CANAAN 第5話

ユンユンとマリアは鍋を囲む。鍋を囲む行為は仲間、或いは友達の暗喩でもあると言える。だがこの時点では、マリアは友達になりたい(「カナンとあなたを知りたい」)と思っているのに対し、ユンユンは好奇の対象(「世界、ふしぎ発見」)にしか見ていなかった。
 
マリアはカナンも探したいがこの場所も離れたくない、それは深読みすればカナンとユンユンを天秤にかけられないという意思の表れだとも解釈できる。そんなマリアにユンユンは鍵を託す。だがこの時点ではお守りとお近づきの意志表明でしかない。
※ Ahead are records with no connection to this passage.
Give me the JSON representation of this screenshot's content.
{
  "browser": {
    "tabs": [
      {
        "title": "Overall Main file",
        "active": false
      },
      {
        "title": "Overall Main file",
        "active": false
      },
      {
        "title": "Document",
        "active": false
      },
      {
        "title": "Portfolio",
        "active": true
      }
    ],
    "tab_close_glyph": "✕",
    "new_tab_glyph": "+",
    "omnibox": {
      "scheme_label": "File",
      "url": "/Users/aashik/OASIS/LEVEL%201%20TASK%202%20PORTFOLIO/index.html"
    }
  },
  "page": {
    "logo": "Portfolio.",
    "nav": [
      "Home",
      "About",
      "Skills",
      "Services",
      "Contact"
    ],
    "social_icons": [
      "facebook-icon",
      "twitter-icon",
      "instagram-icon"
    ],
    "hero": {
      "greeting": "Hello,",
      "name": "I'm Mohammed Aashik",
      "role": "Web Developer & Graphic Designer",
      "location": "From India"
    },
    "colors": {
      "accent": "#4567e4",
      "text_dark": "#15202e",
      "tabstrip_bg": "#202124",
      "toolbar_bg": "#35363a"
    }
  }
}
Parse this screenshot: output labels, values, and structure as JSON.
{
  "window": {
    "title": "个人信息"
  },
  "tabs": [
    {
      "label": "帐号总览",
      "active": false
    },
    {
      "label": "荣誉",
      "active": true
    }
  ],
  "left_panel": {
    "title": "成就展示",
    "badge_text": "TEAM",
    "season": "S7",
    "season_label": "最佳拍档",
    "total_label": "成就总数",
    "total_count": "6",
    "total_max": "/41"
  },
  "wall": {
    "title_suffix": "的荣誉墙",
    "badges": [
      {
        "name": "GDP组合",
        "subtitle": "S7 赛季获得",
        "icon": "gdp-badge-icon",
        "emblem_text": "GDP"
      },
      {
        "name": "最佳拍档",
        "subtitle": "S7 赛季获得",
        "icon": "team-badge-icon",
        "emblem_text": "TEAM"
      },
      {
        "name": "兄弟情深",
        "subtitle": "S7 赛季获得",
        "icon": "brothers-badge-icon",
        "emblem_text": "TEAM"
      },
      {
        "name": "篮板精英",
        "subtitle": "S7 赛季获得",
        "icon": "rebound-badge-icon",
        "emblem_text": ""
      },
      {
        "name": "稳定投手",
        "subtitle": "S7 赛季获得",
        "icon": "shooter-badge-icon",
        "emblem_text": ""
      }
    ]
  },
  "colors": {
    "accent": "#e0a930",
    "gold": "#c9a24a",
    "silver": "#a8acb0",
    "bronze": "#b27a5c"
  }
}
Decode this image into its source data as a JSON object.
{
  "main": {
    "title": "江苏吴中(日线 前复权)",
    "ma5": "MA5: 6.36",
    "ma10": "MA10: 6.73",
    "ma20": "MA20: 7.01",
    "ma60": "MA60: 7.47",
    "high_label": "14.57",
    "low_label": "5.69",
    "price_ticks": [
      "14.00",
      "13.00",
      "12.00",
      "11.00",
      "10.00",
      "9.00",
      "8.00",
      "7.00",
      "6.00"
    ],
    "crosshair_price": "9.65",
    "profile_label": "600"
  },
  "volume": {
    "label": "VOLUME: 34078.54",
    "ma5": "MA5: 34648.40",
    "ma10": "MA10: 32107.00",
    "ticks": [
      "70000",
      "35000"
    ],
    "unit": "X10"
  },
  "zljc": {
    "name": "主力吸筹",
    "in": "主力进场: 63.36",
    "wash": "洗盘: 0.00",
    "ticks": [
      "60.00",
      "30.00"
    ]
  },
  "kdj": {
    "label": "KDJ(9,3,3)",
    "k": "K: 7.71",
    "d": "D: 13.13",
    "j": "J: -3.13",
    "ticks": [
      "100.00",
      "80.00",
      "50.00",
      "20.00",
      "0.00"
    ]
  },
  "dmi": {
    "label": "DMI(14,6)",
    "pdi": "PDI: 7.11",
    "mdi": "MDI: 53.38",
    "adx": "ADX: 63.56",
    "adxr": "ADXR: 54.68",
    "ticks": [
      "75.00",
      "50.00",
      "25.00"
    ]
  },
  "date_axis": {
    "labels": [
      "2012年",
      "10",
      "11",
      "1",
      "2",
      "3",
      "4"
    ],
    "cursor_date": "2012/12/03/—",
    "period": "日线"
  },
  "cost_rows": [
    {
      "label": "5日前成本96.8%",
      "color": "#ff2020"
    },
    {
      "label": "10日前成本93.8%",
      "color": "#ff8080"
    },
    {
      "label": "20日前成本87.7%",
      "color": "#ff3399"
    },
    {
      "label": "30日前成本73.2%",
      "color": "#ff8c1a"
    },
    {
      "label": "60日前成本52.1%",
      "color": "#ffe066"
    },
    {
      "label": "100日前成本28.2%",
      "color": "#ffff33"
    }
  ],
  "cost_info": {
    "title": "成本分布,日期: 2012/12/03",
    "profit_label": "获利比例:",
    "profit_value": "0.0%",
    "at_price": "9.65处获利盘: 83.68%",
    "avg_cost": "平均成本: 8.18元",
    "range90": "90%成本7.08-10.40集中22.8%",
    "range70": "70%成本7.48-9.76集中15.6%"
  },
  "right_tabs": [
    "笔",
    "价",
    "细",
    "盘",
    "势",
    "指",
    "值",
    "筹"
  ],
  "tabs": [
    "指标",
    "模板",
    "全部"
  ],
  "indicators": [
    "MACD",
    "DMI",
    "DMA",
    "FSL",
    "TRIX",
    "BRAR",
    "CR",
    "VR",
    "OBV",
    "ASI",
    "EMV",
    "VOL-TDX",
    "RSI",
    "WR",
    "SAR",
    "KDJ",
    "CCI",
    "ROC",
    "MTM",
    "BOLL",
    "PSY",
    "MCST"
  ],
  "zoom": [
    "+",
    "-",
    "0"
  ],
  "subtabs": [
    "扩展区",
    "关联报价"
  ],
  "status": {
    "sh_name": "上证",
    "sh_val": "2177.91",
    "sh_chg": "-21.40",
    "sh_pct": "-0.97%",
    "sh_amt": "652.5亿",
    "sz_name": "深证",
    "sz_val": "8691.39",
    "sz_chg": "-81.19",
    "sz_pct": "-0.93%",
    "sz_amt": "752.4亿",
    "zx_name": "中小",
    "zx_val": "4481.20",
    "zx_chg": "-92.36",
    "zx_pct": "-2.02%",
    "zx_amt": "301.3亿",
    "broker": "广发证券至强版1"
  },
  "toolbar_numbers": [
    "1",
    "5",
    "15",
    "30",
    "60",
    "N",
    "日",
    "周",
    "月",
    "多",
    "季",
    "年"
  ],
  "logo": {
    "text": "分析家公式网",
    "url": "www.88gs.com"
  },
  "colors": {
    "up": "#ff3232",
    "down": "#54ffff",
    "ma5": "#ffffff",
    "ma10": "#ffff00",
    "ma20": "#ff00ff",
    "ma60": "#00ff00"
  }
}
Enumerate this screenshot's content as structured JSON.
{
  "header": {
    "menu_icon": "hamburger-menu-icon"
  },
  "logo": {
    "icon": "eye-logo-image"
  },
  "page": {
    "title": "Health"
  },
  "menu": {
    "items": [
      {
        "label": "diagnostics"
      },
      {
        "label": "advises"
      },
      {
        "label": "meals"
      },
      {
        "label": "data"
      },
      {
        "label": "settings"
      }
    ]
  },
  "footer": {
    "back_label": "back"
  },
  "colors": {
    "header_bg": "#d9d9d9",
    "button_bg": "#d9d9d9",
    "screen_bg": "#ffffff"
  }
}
何故なら船は開かれており、基本的に来る者は拒まないから。
 
このある種の大胆さは、ユンユンの性格の一片だろう。だが別の視点から、つまりはリャン・チー側の位置から見ればユンユンは何も無い存在。つまりこの開かれている明るさは、逆に捨てるモノが何も無い儚なさとの二面性を持っている。
 
そんな何も無いユンユンはカナンと偶然? 遭遇し、逆に返り討ちに遭うがマリアに助けられる。マリアからすれば二人とも友達だから、ユンユンが死んだら本当に友達を失うことになるし、またカナンも戻って来れなくなることになる為、身を挺してでも止めなければならない、今度は痛みだけでは済まされない。マリアの選択は結果的に3人とも救うことになったのだ。
 
マリアとカナンから見れば、共感覚者が引き起こした亀裂は、また共感覚者によって救われた。ユンユンはマリアとカナン、合わせて2回救われた。ここに三者三様の友達が結実した。タイトルの「灯ダチ」はまさしくそれを指しているのだろう。「友達っすね…」ユンユンから発せられた言葉が全てを物語ってる、本来はここまで語らずともこの一言で伝わるから、ここまで書いたのはちょっと無粋だったかもしれない。
 
友達を守る為に、ユンユンは無言の決意をして船を閉じて、軽やかに歩き出す。ここで鍵の意味は変わった。その船を開けられるのは今ではマリアだけである。
 
しかしホント、岡村天斎氏の回は凄いな……二十面相でもかんなぎでもRDでも魅せる映像を描いて、DTBでもスタイリッシュながらも悲哀に満ちた映像を描いてました、以下引用で

硬質な世界観を使って、この手の悲話をやらせたら岡村天斎さんの右に出る者は居ないんじゃないかと思う。DTBチックというか。安藤真裕監督のよく使う漫符的表情もユンユンに巧くマッチさせていたし、相変わらず好きな演出を散りばめてくれる方だ。『CANAAN』の最後まで演出なりコンテなりで関わってくれると嬉しい。
 
CANAAN ユンユンの悲劇性はカタルシスを生むか - subculic
http://d.hatena.ne.jp/tatsu2/20090804/1249325017

何でかは知らないけど、岡村天斎氏って「散り際の美しさ」みたいなのを書くのが上手い感じがします。ただ散るのではなく、一方では咲かす事も忘れない辺りが更に。